Take another second, and ask yourself if this is the background setting you’d want for a video interview? The answer is absolutely not!
Sure, the dorm room scene is an exaggeration, but it’s important to spend time thinking about the items in the background of your video interview and most importantly, which objects shouldn’t be in view. Here is a list of 5 objects that should never be in the background of a video interview.
6 Objects to Avoid in the Background of Your Video Interview
1. Your Bed
It might be OK to conduct a video interview in your bedroom, but make sure your bed isn’t in view. Your future employer doesn’t need to know where you sleep.
2. Food and Drink
The sandwich that you started eating an hour ago and never finished needs to be put away! The same can be said for the soda cans, beer cans, candy wrappers, and any other food item that’s in view. Your video interview should be conducted on a clean desk.

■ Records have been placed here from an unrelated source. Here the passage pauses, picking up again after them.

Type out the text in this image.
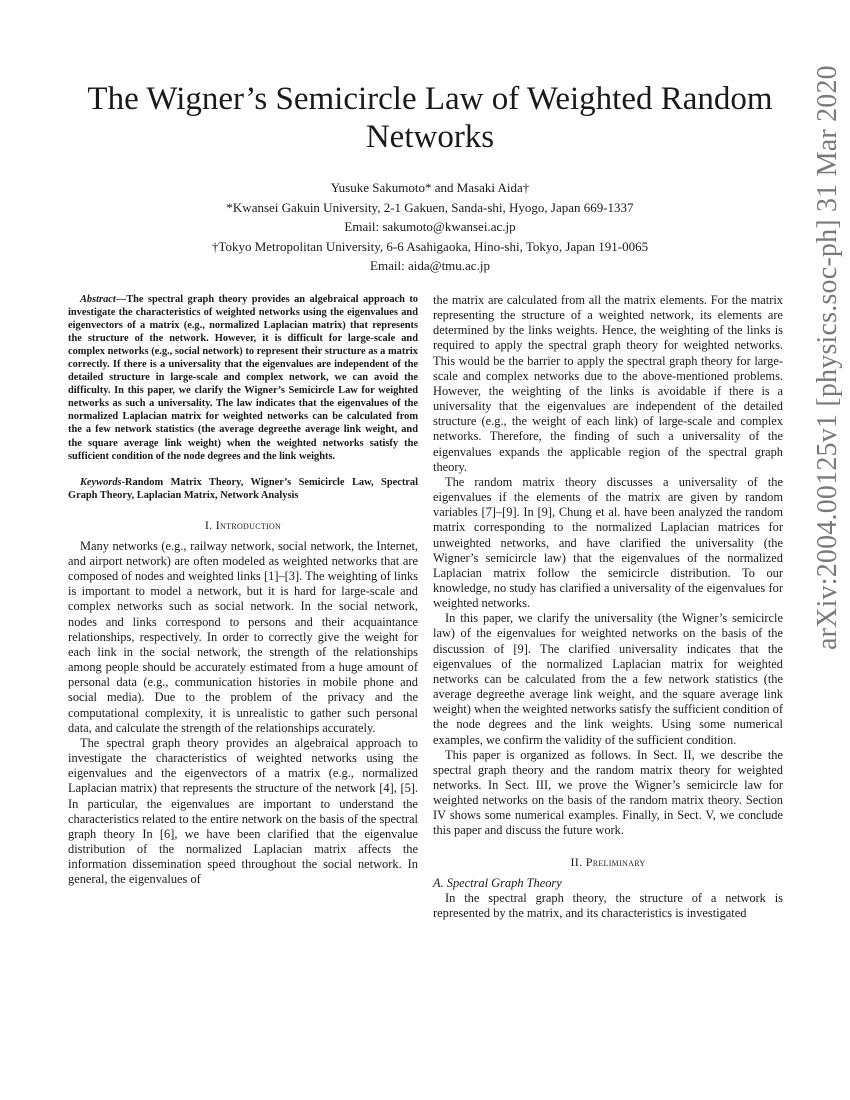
The Wigner’s Semicircle Law of Weighted Random Networks
Yusuke Sakumoto* and Masaki Aida†
*Kwansei Gakuin University, 2-1 Gakuen, Sanda-shi, Hyogo, Japan 669-1337
Email: sakumoto@kwansei.ac.jp
†Tokyo Metropolitan University, 6-6 Asahigaoka, Hino-shi, Tokyo, Japan 191-0065
Email: aida@tmu.ac.jp

Abstract—The spectral graph theory provides an algebraical approach to investigate the characteristics of weighted networks using the eigenvalues and eigenvectors of a matrix (e.g., normalized Laplacian matrix) that represents the structure of the network. However, it is difficult for large-scale and complex networks (e.g., social network) to represent their structure as a matrix correctly. If there is a universality that the eigenvalues are independent of the detailed structure in large-scale and complex network, we can avoid the difficulty. In this paper, we clarify the Wigner’s Semicircle Law for weighted networks as such a universality. The law indicates that the eigenvalues of the normalized Laplacian matrix for weighted networks can be calculated from the a few network statistics (the average degreethe average link weight, and the square average link weight) when the weighted networks satisfy the sufficient condition of the node degrees and the link weights.

Keywords-Random Matrix Theory, Wigner’s Semicircle Law, Spectral Graph Theory, Laplacian Matrix, Network Analysis

I. Introduction

Many networks (e.g., railway network, social network, the Internet, and airport network) are often modeled as weighted networks that are composed of nodes and weighted links [1]–[3]. The weighting of links is important to model a network, but it is hard for large-scale and complex networks such as social network. In the social network, nodes and links correspond to persons and their acquaintance relationships, respectively. In order to correctly give the weight for each link in the social network, the strength of the relationships among people should be accurately estimated from a huge amount of personal data (e.g., communication histories in mobile phone and social media). Due to the problem of the privacy and the computational complexity, it is unrealistic to gather such personal data, and calculate the strength of the relationships accurately.

The spectral graph theory provides an algebraical approach to investigate the characteristics of weighted networks using the eigenvalues and the eigenvectors of a matrix (e.g., normalized Laplacian matrix) that represents the structure of the network [4], [5]. In particular, the eigenvalues are important to understand the characteristics related to the entire network on the basis of the spectral graph theory In [6], we have been clarified that the eigenvalue distribution of the normalized Laplacian matrix affects the information dissemination speed throughout the social network. In general, the eigenvalues of

the matrix are calculated from all the matrix elements. For the matrix representing the structure of a weighted network, its elements are determined by the links weights. Hence, the weighting of the links is required to apply the spectral graph theory for weighted networks. This would be the barrier to apply the spectral graph theory for large-scale and complex networks due to the above-mentioned problems. However, the weighting of the links is avoidable if there is a universality that the eigenvalues are independent of the detailed structure (e.g., the weight of each link) of large-scale and complex networks. Therefore, the finding of such a universality of the eigenvalues expands the applicable region of the spectral graph theory.

The random matrix theory discusses a universality of the eigenvalues if the elements of the matrix are given by random variables [7]–[9]. In [9], Chung et al. have been analyzed the random matrix corresponding to the normalized Laplacian matrices for unweighted networks, and have clarified the universality (the Wigner’s semicircle law) that the eigenvalues of the normalized Laplacian matrix follow the semicircle distribution. To our knowledge, no study has clarified a universality of the eigenvalues for weighted networks.

In this paper, we clarify the universality (the Wigner’s semicircle law) of the eigenvalues for weighted networks on the basis of the discussion of [9]. The clarified universality indicates that the eigenvalues of the normalized Laplacian matrix for weighted networks can be calculated from the a few network statistics (the average degreethe average link weight, and the square average link weight) when the weighted networks satisfy the sufficient condition of the node degrees and the link weights. Using some numerical examples, we confirm the validity of the sufficient condition.

This paper is organized as follows. In Sect. II, we describe the spectral graph theory and the random matrix theory for weighted networks. In Sect. III, we prove the Wigner’s semicircle law for weighted networks on the basis of the random matrix theory. Section IV shows some numerical examples. Finally, in Sect. V, we conclude this paper and discuss the future work.

II. Preliminary

A. Spectral Graph Theory

In the spectral graph theory, the structure of a network is represented by the matrix, and its characteristics is investigated

arXiv:2004.00125v1 [physics.soc-ph] 31 Mar 2020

Closet doors and drawers should be closed and clothes shouldn’t be scattered all over the floor. Maybe this is obvious to some, but you’d be surprised. Conduct your video interview in a clean, tidy room.
4. People or Animals
Besides plants or possibly a goldfish, you should be the only living object that is in view of the camera.
5. Family Photographs
Try to keep personal items like that family beach photo out of view. The focus of your video interview should be on you, and not your family or significant other.
6. Cell Phone
Most people receive text messages fairly often. If your video interviewer notices your phone light up, then they’ll surely be distracted. Keep your cell phone out of view, on silent (or better yet off) and completely away from your web camera.
Most of the items listed above can be easily avoided if you’re able to reserve a room at a library or a public office. Doing so also ensures that you’ll have a professional setting.
What else would you suggest candidates keep out of view during a video interview?